Child Support Calculation
Child support is calculated according to the laws of individual states. While each state has its own guidelines, exactly how much -- and for how long -- a parent will have to pay child support varies from state to state. In general, child support takes into account variables such as parental income, work-related child care, health insurance, extraordinary expenses and the existence of other support obligations. Typically, states don't factor in new spouses' incomes when calculating a child support obligation.
As a general rule, you have no obligation to support your spouse's children from other relationships; the support obligation falls squarely on the shoulders of the parents themselves. You do have an obligation to support your spouse. Therefore, your income and your personal financial situation can become relevant to your new husband's child support case because you affect his ability to support himself after paying child support.

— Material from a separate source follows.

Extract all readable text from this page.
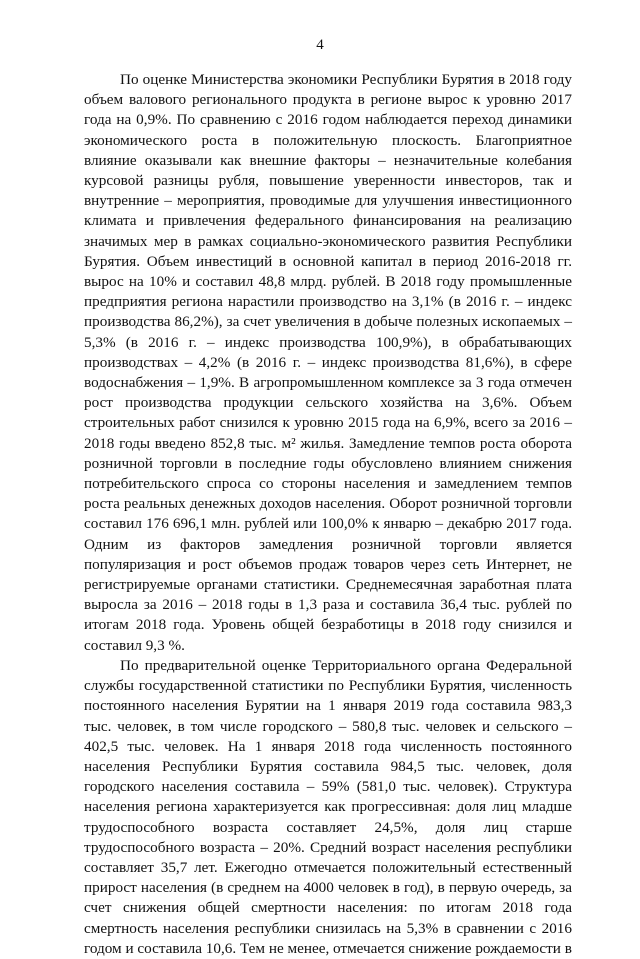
4

По оценке Министерства экономики Республики Бурятия в 2018 году объем валового регионального продукта в регионе вырос к уровню 2017 года на 0,9%. По сравнению с 2016 годом наблюдается переход динамики экономического роста в положительную плоскость. Благоприятное влияние оказывали как внешние факторы – незначительные колебания курсовой разницы рубля, повышение уверенности инвесторов, так и внутренние – мероприятия, проводимые для улучшения инвестиционного климата и привлечения федерального финансирования на реализацию значимых мер в рамках социально-экономического развития Республики Бурятия. Объем инвестиций в основной капитал в период 2016-2018 гг. вырос на 10% и составил 48,8 млрд. рублей. В 2018 году промышленные предприятия региона нарастили производство на 3,1% (в 2016 г. – индекс производства 86,2%), за счет увеличения в добыче полезных ископаемых – 5,3% (в 2016 г. – индекс производства 100,9%), в обрабатывающих производствах – 4,2% (в 2016 г. – индекс производства 81,6%), в сфере водоснабжения – 1,9%. В агропромышленном комплексе за 3 года отмечен рост производства продукции сельского хозяйства на 3,6%. Объем строительных работ снизился к уровню 2015 года на 6,9%, всего за 2016 – 2018 годы введено 852,8 тыс. м² жилья. Замедление темпов роста оборота розничной торговли в последние годы обусловлено влиянием снижения потребительского спроса со стороны населения и замедлением темпов роста реальных денежных доходов населения. Оборот розничной торговли составил 176 696,1 млн. рублей или 100,0% к январю – декабрю 2017 года. Одним из факторов замедления розничной торговли является популяризация и рост объемов продаж товаров через сеть Интернет, не регистрируемые органами статистики. Среднемесячная заработная плата выросла за 2016 – 2018 годы в 1,3 раза и составила 36,4 тыс. рублей по итогам 2018 года. Уровень общей безработицы в 2018 году снизился и составил 9,3 %.

По предварительной оценке Территориального органа Федеральной службы государственной статистики по Республики Бурятия, численность постоянного населения Бурятии на 1 января 2019 года составила 983,3 тыс. человек, в том числе городского – 580,8 тыс. человек и сельского – 402,5 тыс. человек. На 1 января 2018 года численность постоянного населения Республики Бурятия составила 984,5 тыс. человек, доля городского населения составила – 59% (581,0 тыс. человек). Структура населения региона характеризуется как прогрессивная: доля лиц младше трудоспособного возраста составляет 24,5%, доля лиц старше трудоспособного возраста – 20%. Средний возраст населения республики составляет 35,7 лет. Ежегодно отмечается положительный естественный прирост населения (в среднем на 4000 человек в год), в первую очередь, за счет снижения общей смертности населения: по итогам 2018 года смертность населения республики снизилась на 5,3% в сравнении с 2016 годом и составила 10,6. Тем не менее, отмечается снижение рождаемости в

Since you have a duty to support your husband, your income is relevant to determining how much money he can devote to his children from prior relationships. While his ex generally can't count your income directly, his ability to lean on you for financial support may constitute grounds for the court to deviate upward from the state guideline amount. Depending upon the laws of your particular jurisdiction, your husband's ex may be able to use his remarriage as a substantial change of circumstances justifying the modification of an existing order. On the other hand, your husband does have an obligation to support any children the two of you have together -- this means that he will have less income available to pay child support to his ex, and his obligation can be lowered.
Just as your income affects his current child support obligation, it can affect his arrears. Child support "arrears" are child support amounts that came due and weren't paid; they constitute a debt that your new husband owes to his ex. Although courts generally can't reach your income or property when collecting your spouse's arrears, they can reach it indirectly. With you to support him, your husband can devote more of his income to paying down his arrears. The more money you earn, the more your husband's argument that he needs to spend at least part of his income on self-support becomes weaker.